De plus, Galien n’y envisage pas le corps enceint du point de vue du suivi médical ou d’une prise en charge thérapeutique, mais en tant que lieu d’un processus biologique qui échappe en partie à toute entreprise épistémologique. Dans cette réflexion anatomique, physiologique et métaphysique menée sur la grossesse, le regard porté par le médecin de Pergame tend à faire disparaître le corps enceint. Ainsi nous montrerons que la manière dont la rhétorique galénique recourt à l’analogie et mêle vues d’ensemble sur les « oeuvres de la nature » et gros plans sur ce qui se passe in utero construit un imaginaire de la grossesse en superposant et en substituant d’autres réalités à la femme enceinte.
Celle-ci n’est d’ailleurs pas l’objet du discours galénique qui circonscrit la grossesse aux organes reproducteurs et à la formation embryonnaire. Cette démarche fait passer au premier plan les débats et les controverses qui divisent les savants de l’époque sur la génération et ancre la représentation du corps enceint dans une conception plus large du monde et de l’être humain. Avec quelques exemples empruntés à la transmission du texte galénique, nous verrons que parler de la grossesse consiste à prendre position sur des questions biologiques et que, par conséquent, le discours médical manifeste une recherche argumentative et esthétique.
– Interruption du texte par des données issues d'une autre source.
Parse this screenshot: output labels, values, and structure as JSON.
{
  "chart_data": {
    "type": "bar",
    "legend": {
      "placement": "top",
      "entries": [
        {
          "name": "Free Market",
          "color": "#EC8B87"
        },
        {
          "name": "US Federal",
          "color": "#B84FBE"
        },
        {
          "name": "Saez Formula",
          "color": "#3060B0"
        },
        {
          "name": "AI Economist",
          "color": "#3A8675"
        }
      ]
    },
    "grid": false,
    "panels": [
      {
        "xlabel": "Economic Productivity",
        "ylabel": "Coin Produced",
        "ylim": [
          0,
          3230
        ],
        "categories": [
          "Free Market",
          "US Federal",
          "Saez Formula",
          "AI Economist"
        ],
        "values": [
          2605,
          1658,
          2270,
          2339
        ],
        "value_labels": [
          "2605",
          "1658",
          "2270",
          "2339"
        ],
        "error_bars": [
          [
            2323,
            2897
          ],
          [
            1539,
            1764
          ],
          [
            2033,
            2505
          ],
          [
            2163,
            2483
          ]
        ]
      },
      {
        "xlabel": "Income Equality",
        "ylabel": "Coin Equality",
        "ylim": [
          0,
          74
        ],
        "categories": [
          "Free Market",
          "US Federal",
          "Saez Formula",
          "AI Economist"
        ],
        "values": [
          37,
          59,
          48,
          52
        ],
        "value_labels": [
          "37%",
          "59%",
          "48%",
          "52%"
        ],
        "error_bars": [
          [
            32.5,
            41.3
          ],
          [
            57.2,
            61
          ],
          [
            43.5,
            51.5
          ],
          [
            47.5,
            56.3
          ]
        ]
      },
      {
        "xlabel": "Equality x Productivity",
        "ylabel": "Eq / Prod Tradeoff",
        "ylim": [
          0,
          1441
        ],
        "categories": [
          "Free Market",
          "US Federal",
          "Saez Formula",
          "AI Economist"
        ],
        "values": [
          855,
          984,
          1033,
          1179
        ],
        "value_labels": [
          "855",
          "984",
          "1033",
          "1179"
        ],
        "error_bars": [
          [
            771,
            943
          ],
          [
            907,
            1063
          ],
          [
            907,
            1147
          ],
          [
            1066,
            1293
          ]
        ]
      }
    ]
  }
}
Pour répondre à cette perspective rhétorique, les traités gynécologiques et embryologiques de Galien se concentrent principalement sur le moment de la conception et sur les premiers temps de la grossesse ou sur son terme, en faisant abstraction du corps enceint lui-même. Nous pourrons alors développer l’exemple du sperme féminin dont Galien défend l’existence et l’utilité dans la génération, de manière à concilier le postulat d’une infériorité du corps féminin avec le problème de la ressemblance des enfants avec leurs parents.